Through it all, Shazier says he has been strengthened by the unwavering support of his family, friends, Steelers teammates and the city of Pittsburgh.
"From the day I was at the hospital, Michelle (Shazier’s fiance) didn’t leave my side," Shazier said. "My people, and Michelle, once it happened … They were probably on a flight before the game even finished. My mom has been here every day since. My dad was here for a whole month, and he was like 'Bro, I gotta go back to work.'"
Shazier knows there are many who doubt that he will ever play football again, and for that matter, question whether he will even be able to walk under his own power again. That hasn’t changed his own mindset, though, that anything is possible.
"From the moment I got hurt … I already was like 'Yo, I’m gonna bounce back,'" Shazier said. "All I want y’all to do is to constantly have me in y’all prayers. Just know I’m going to be back out there."
Nix did ask Shazier what he plans to do after his football career, and Shazier cited former Los Angeles Lakers player Magic Johnson – who has since gone on to become the Lakers’ president of basketball operations, a part-owner of the Los Angeles Dodgers and involved in numerous other business interests – as an inspiration, saying that he has been taking advantage of every networking opportunity he can to set himself up for post-football career ventures.

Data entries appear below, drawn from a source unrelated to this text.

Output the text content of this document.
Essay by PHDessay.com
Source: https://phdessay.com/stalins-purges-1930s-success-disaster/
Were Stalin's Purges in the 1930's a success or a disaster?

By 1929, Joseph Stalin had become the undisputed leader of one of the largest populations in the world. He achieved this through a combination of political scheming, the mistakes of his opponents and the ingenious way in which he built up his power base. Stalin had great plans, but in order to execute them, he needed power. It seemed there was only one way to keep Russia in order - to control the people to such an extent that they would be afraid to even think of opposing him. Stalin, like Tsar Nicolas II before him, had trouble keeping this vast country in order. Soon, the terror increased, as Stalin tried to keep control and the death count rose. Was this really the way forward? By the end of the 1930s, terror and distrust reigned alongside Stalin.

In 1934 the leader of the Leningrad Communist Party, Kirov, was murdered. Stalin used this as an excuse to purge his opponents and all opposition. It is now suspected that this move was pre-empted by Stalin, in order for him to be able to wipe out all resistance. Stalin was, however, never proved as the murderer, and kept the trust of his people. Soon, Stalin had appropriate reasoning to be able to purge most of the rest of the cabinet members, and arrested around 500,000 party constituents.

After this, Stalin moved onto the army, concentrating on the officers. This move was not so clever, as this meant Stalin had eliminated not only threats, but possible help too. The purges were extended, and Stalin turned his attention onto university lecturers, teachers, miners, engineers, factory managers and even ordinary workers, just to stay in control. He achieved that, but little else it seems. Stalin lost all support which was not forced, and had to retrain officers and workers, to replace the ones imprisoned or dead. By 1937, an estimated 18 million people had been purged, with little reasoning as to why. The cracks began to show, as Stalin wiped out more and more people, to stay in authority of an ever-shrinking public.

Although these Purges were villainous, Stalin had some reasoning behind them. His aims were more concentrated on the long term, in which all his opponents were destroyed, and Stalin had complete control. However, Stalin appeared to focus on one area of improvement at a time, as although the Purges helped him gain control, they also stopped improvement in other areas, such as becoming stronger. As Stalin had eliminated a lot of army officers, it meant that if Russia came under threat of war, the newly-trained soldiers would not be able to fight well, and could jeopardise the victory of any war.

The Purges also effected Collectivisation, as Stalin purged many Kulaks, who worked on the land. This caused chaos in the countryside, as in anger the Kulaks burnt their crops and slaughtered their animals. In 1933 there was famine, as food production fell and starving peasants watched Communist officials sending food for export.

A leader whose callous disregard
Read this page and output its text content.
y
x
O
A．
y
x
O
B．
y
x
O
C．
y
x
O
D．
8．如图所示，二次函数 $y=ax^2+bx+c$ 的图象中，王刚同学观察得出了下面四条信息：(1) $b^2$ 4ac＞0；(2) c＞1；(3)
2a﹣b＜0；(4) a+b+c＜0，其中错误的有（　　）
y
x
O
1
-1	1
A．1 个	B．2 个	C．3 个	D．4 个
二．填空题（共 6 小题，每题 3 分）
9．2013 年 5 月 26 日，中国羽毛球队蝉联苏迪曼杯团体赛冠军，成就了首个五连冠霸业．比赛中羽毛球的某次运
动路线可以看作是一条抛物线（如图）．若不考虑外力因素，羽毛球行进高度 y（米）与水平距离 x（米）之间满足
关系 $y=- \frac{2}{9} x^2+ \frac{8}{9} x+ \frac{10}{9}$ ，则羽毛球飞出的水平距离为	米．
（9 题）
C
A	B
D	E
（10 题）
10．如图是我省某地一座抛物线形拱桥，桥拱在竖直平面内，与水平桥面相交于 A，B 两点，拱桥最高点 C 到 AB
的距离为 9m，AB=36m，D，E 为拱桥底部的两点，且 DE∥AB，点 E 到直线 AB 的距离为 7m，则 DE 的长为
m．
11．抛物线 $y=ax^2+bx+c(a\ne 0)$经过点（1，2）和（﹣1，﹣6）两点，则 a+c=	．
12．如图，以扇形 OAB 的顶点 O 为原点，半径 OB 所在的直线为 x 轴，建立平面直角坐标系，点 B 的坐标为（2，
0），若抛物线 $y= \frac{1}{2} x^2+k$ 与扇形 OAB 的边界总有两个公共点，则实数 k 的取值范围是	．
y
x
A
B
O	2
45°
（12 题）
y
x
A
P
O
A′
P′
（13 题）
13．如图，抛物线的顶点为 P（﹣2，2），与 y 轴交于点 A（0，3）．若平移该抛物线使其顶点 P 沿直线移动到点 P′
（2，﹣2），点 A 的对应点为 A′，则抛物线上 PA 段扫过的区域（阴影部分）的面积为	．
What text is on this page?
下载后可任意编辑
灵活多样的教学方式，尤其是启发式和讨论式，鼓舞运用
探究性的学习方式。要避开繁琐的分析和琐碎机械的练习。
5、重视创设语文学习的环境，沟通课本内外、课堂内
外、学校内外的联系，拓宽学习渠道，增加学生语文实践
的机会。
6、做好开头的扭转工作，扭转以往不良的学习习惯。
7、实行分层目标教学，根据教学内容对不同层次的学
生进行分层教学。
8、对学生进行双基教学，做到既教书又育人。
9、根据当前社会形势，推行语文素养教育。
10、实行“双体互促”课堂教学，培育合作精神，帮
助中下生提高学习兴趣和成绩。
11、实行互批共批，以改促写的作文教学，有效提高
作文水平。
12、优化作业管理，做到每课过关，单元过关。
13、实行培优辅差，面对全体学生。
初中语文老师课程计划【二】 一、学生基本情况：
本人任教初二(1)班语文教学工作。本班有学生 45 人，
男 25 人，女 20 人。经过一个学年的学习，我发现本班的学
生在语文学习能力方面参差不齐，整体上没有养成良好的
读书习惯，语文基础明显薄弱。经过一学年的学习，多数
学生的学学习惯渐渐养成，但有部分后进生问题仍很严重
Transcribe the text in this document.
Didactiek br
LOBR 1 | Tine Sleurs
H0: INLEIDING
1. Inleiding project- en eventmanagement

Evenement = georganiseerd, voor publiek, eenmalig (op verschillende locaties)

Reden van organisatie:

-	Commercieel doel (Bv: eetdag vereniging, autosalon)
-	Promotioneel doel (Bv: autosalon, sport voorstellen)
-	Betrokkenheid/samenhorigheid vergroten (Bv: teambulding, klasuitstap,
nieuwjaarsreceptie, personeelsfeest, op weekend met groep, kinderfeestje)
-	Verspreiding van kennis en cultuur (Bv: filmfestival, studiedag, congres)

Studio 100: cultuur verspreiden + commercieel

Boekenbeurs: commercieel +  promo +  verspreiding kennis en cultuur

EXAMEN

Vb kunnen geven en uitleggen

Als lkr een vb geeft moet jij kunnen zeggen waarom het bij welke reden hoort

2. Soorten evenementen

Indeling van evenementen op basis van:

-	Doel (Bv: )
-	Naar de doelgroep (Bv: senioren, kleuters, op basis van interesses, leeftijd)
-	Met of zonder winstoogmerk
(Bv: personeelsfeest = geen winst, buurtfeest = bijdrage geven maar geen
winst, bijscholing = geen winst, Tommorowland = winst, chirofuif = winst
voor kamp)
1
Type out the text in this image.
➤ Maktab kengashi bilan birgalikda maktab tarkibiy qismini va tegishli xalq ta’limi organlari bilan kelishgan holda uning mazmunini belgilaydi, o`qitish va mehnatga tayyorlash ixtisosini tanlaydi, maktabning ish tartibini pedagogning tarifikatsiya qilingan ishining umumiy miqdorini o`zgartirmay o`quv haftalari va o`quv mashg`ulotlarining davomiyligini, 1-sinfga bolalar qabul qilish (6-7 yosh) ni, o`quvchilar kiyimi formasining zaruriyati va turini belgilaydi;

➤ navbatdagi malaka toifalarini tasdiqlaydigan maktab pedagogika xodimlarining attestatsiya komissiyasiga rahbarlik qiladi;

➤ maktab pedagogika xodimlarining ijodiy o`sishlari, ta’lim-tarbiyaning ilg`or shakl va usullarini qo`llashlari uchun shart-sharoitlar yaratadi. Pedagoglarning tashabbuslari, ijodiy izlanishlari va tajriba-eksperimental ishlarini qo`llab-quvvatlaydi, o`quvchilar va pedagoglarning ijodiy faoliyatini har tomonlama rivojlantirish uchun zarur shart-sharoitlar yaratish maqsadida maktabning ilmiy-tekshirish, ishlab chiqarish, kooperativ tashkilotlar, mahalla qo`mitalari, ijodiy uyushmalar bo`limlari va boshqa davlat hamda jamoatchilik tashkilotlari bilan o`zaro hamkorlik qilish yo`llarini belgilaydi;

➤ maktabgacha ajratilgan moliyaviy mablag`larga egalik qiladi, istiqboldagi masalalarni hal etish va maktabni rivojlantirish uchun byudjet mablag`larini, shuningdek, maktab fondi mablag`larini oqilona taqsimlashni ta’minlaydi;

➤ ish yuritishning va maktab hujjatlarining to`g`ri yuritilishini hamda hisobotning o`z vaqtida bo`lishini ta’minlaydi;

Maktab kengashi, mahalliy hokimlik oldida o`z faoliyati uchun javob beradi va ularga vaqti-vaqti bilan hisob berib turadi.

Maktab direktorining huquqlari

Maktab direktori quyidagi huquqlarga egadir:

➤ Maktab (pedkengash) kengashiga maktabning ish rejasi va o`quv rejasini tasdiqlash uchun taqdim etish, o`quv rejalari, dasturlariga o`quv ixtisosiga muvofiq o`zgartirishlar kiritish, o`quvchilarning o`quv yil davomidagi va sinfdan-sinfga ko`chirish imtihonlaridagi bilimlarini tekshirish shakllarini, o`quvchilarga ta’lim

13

"I constantly network with people when it’s the offseason," Shazier said. "Say we have an event, we have an appearance or something, most dudes just be in there, doing their event and they slide. I’m like, 'Yo, who ran this? Who started this? Let me talk to you.' And I’ve really been getting to know a lot of really intelligent people and really successful people, and I just try to grab their knowledge. I’d love to try to be able to have enough to become like a GM and run a team or be an owner. My goal is really to be like the president of a corporation or an owner."
Shazier acknowledged that he did not take his academics as seriously as he should have when he was a student-athlete at Ohio State, but said he is planning to return to earn his degree.
"Everybody has different routes. Everybody don’t just go to school and be the best student and become CEOs and corporate," Shazier said. "But I feel like a lot of people say school ain’t for everybody but don’t put the work in. I ain’t gonna front, bro, I always said like 'I ain’t good at this, I ain’t good at that.' But I never put the dedication I’ve put in football in that."
Shazier also shared some memories of his career as a Buckeye, and took a playful dig at recent Ohio State signee Nicholas Petit-Frere for his slip-up during his commitment to Ohio State. A few additional, Ohio State-related highlights from Shazier’s interview with Nix:
- Shazier on Petit-Frere’s commitment to Ohio State: "That boy said 'I’m going to The University of Ohio State.' Boy, you said that hella wrong. He trippin’, bro."
- On Shazier’s final season at Ohio State in 2013, when the Buckeyes went 12-0 in the regular season before losing to Michigan State in the Big Ten Championship Game and Clemson in the Orange Bowl: "We really was the best team in college. I can’t believe we lost to Michigan State. That done got me sick."
- Shazier’s greatest play at Ohio State, in his opinion: His forced fumble at the goal line on Wisconsin running back Montee Ball, creating a turnover on what otherwise could have been a game-tying touchdown, in the Buckeyes’ win over the Badgers in 2012.